Melvin Sterne worked union construction with the Boilermakers and the Ironworkers for 20+ years before returning to college to earn his MA (University of California at Davis) and his PhD (Florida State University) in English (Creative Writing). He has published 18 short stories, as well as several academic articles and poems. He travels frequently to India and has just completed a novel set in Bombay. Other stories have appeared in (among others) South Carolina Review, Blue Mesa Review, Willow Springs, Watchword, Kaleidoscope, Reed Magazine, StorySouth, and Twisted Tongue.

Steve Tompkins, a graduate of Colorado State University-Pueblo, hails from Fountain, Colorado and teaches English at a charter school in Colorado Springs.  Recent work has appeared in Borderlands: The Texas Poetry Review, Cutthroat, Big Muddy, and Nerve Cowboy.  Steve is currently working to complete his first volume of poetry and hopes to have it finished sometime this year.

Brian Trimboli is pursuing his M.F.A. at New York University. He was awarded a fellowship to attend the Bucknell Seminar for Younger Poets, a partial scholarship to the Catskill Poetry Workshop, and awarded the George R. Dunham Poetry Prize. He has poems published and forthcoming in RATTLE, Puerto del Sol, and The Pebble Lake Review.

TWIXT is the mononym-onym of Peter Specker; he has had poetry published in Margie, The Indiana Review, Amelia, California State Quarterly, RE:AL, Pegasus, First Class, Pot-pourri, Art Times, The Iconoclast, Epicenter, Subtropics, and others.  He lives in Ithaca, New York.

Jay Udall's work has recently appeared in Rattle, Caesura, Sage Trail, and The Pedestal, and his fifth book of poems, The Welcome Table, will be published by University of New Mexico Press in 2009.  He teaches at the University of Nevada.

Tom Whalen’s fiction has appeared in Agni, The Idaho Review, The Iowa Review, Green Mountains Review, The Literary Review, Ninth Letter, Ploughshares, Witness and other journals.  His recent books are An Exchange of Letters (stories) and Dolls (prose poems).  He lives in Stuttgart, Germany.  
 
Menno Wigman is the author of several books of poetry and prose and translations in the Netherlands.  “Big City Life” originally appeared in Zwart als kaviaar [Black as Caviar] (Prometheus/Bert Bakker, 2001).

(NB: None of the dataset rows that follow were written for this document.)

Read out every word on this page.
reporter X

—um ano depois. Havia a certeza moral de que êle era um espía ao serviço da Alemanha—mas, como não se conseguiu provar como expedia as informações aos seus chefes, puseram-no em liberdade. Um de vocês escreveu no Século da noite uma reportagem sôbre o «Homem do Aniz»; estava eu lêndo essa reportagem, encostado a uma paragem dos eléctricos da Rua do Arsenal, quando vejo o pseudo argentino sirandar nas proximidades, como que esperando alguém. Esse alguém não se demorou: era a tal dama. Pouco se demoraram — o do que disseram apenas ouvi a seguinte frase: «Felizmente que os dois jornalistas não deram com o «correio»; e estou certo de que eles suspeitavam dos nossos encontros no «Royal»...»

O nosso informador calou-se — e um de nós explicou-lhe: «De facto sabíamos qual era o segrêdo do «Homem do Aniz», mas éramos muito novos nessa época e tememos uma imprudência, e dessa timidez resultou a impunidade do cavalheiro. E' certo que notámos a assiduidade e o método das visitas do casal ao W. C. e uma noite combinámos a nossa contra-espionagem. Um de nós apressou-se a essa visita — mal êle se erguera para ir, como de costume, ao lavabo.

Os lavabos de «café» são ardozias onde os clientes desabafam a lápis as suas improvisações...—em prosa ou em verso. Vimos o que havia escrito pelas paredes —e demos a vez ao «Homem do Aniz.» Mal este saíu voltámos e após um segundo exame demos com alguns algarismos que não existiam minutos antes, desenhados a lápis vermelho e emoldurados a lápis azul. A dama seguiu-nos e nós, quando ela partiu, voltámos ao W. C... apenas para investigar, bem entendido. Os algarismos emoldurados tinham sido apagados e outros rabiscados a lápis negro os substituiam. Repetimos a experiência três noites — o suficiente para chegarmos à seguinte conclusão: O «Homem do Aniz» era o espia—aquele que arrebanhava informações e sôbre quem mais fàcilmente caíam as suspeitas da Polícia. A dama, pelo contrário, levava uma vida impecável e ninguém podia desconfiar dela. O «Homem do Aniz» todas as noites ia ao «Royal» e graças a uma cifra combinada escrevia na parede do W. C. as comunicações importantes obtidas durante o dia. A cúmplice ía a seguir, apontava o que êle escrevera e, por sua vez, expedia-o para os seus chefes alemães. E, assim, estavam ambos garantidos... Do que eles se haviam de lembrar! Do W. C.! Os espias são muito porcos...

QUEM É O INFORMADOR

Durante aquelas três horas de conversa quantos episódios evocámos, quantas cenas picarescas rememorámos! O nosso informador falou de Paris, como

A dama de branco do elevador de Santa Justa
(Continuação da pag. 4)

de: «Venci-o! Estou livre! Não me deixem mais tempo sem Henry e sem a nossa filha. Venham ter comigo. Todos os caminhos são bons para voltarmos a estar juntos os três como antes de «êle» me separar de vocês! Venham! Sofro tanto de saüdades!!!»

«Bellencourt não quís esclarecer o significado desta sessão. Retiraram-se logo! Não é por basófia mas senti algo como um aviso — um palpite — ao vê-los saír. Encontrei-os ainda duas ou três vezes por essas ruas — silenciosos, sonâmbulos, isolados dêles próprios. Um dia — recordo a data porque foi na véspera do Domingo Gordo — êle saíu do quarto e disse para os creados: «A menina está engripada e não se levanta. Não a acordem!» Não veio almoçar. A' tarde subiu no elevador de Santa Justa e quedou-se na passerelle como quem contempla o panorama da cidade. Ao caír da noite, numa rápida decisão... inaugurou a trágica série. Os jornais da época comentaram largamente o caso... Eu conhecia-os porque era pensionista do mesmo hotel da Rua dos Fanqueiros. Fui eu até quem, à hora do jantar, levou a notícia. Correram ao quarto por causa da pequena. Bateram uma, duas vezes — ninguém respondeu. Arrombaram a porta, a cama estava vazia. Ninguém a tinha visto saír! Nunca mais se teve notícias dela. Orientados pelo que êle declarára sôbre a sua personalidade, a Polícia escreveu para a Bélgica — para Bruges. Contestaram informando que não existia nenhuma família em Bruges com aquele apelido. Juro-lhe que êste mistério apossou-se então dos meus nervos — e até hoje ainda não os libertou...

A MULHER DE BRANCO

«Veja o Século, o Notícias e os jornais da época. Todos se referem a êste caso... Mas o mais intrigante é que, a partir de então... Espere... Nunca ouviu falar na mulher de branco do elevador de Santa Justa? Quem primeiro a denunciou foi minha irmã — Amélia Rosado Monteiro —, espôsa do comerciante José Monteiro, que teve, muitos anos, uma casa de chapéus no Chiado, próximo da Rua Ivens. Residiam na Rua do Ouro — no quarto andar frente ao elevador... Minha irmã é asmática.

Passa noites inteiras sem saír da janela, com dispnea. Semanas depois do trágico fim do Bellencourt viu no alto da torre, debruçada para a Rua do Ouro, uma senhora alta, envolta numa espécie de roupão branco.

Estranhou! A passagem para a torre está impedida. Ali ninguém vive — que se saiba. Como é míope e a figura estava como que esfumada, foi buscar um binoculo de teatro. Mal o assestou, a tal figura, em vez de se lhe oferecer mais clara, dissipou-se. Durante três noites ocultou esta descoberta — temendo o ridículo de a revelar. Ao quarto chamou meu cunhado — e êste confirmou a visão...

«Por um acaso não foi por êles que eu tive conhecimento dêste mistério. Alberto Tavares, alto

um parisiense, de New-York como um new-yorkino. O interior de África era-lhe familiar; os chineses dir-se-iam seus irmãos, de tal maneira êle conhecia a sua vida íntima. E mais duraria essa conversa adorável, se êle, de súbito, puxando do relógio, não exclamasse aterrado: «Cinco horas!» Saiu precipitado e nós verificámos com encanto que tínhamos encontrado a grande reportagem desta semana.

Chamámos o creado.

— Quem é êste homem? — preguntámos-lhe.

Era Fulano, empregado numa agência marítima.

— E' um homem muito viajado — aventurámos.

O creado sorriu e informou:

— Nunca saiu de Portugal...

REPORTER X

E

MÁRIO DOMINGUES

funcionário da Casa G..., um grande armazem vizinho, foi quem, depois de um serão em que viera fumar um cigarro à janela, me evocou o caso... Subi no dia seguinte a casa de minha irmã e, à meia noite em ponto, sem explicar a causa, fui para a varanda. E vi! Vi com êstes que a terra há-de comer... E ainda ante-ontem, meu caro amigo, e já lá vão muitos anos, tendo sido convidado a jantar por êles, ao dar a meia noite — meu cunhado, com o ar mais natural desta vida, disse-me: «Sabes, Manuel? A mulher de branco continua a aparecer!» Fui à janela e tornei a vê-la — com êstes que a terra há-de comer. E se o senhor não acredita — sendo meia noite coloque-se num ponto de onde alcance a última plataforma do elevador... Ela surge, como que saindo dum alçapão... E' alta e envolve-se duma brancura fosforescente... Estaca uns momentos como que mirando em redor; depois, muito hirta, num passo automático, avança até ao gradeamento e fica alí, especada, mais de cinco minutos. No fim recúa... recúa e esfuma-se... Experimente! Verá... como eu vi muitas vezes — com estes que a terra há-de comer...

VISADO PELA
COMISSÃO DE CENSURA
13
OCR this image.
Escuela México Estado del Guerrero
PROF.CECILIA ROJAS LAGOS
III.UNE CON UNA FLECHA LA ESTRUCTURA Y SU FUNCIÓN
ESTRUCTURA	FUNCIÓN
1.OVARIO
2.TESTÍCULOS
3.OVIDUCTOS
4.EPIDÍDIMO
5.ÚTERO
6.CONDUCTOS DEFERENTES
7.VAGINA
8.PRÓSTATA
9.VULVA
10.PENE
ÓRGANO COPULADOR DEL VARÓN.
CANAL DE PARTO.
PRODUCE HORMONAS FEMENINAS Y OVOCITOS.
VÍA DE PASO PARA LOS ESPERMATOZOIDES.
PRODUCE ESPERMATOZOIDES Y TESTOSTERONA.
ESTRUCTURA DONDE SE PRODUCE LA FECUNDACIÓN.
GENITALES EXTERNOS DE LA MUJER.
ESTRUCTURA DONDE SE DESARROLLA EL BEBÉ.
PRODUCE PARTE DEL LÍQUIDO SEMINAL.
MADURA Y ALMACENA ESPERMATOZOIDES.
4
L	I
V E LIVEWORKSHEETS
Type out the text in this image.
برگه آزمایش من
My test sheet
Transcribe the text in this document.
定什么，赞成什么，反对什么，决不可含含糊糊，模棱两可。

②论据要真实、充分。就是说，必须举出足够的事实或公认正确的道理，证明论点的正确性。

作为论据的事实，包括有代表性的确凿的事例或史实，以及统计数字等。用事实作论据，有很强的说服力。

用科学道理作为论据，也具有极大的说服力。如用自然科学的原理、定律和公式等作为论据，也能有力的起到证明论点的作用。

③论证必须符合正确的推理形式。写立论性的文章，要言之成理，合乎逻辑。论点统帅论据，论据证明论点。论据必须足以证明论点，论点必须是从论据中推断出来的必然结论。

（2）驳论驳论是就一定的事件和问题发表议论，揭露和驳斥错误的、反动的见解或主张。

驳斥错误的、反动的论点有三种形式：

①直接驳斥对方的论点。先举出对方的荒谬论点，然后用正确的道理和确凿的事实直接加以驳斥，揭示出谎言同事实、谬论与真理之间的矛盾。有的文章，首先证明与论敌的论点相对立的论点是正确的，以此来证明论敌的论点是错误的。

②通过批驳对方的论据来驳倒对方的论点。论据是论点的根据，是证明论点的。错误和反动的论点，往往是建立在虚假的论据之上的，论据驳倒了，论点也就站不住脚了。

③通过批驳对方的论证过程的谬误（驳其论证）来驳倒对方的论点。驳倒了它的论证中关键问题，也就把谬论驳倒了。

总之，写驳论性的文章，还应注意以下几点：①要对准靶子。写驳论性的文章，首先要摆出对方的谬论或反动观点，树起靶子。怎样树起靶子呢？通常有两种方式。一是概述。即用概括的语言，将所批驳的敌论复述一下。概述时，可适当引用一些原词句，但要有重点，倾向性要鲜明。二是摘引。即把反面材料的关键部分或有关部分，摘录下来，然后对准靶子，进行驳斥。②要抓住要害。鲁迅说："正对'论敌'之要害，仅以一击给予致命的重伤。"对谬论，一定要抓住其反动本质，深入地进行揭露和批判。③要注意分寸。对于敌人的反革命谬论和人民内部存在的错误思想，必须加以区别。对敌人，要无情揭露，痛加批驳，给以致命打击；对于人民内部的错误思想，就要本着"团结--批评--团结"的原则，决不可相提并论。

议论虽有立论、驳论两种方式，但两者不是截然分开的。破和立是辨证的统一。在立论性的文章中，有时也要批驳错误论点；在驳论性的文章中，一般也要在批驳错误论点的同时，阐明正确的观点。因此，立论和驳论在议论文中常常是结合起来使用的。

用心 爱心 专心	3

Rynn Williams’s collection, Adonis Garage, was the recipient of the 2004 Prairie Schooner Book Award for Poetry, and was published by the University of Nebraska Press. Her poems have appeared in The Nation, Field, andThe Massachusetts Review among other magazines. The recipient of a fellowship from the New York Foundation for the Arts, she lives in Brooklyn.

B.A. Wingate was born in Ohio and educated at the Ohio State University and the University of Michigan. She has lived all over the United States and travels widely. Her poetry has recently appeared in the Santa Fe Literary Review and will appear in an anthology titled Looking Back to Place, published by Old School Books in 2008. She is also a Climate Scientist and resides in northern New Mexico with her husband, a computational physicist, and their two dogs.

Joseph P. Wood’s first book, I & We, will be published by CustomWords in 2010. He is an avid runner and chowhound. He, his wife, and daughter currently reside in Tuscaloosa, AL.

Rewa Zeinati-Choueiri is originally Lebanese and has been living in the United States the past six years. She graduated with an MFA in Creative Writing from UMSL. She is a writing tutor, freelance editor and painter. Her poetry has appeared on Mizna, and she is the winner of the 2008 senior award of the St. Louis Wednesday Poetry Club.